Mit der Aufnahme des Satzes

"Politisch Verfolgte genießen Asylrecht"

in den Grundrechtskatalog des Grundgesetzes (Artikel 16 Absatz 2 Satz 2 Grundgesetz alter Fassung) ist das Asylrecht als einklagbarer Rechtsanspruch mit Verfassungsrang ausgestattet worden.

Titelseite der ersten Ausgabe des Bundesgesetzblattes vom 23. Mai 1949Bundesgesetzblatt mit Grundgesetz

Dieses mit dem hohen Anspruch der Verfassungsgarantie versehene bundesdeutsche Asylrecht ist das Ergebnis bitterer geschichtlicher Erfahrungen mit politischer Verfolgung während des Nationalsozialismus. Die Verfasser des Grundgesetzes gewährten dem einzelnen Berechtigten einen höchstpersönlichen, absoluten Anspruch auf Schutz und damit das Grundrecht auf Asyl.

Mit der Gewährung eines Individualanspruchs auf Asyl geht das Grundgesetz über das Völkerrecht hinaus, das einen solchen Anspruch nicht kennt, vielmehr in der Asylgewährung nur ein Recht des Staates gegenüber anderen Staaten sieht. Die Bundesrepublik Deutschland besitzt damit eine der umfassendsten Asylgesetzgebungen Europas. Auch aus diesem Grunde kommt ihr eine besondere Rolle bei der europäischen Harmonisierung des Asylrechts zu.
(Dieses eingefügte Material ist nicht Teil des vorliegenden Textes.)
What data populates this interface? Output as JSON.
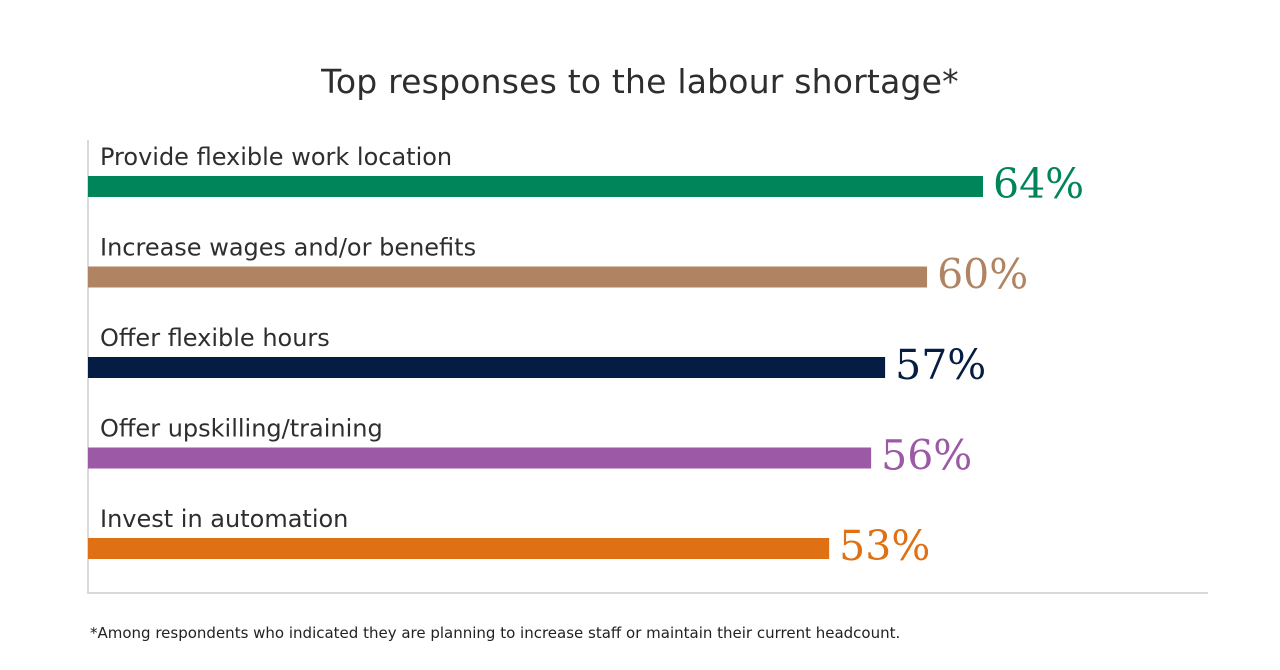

Das Grundrecht auf Asyl ist das einzige Grundrecht, das nur Ausländern zusteht. Es gilt allein für politisch Verfolgte, d.h. für Personen, die eine an asylerhebliche Merkmale anknüpfende staatliche - gegebenenfalls auch quasi-staatliche - Verfolgung erlitten haben bzw. denen eine solche unmittelbar droht.

Asylerhebliche Merkmale sind nach dem Wortlaut der Genfer Flüchtlingskonvention die Rasse, Religion, Nationalität, Zugehörigkeit zu einer bestimmten sozialen Gruppe und politische Überzeugung.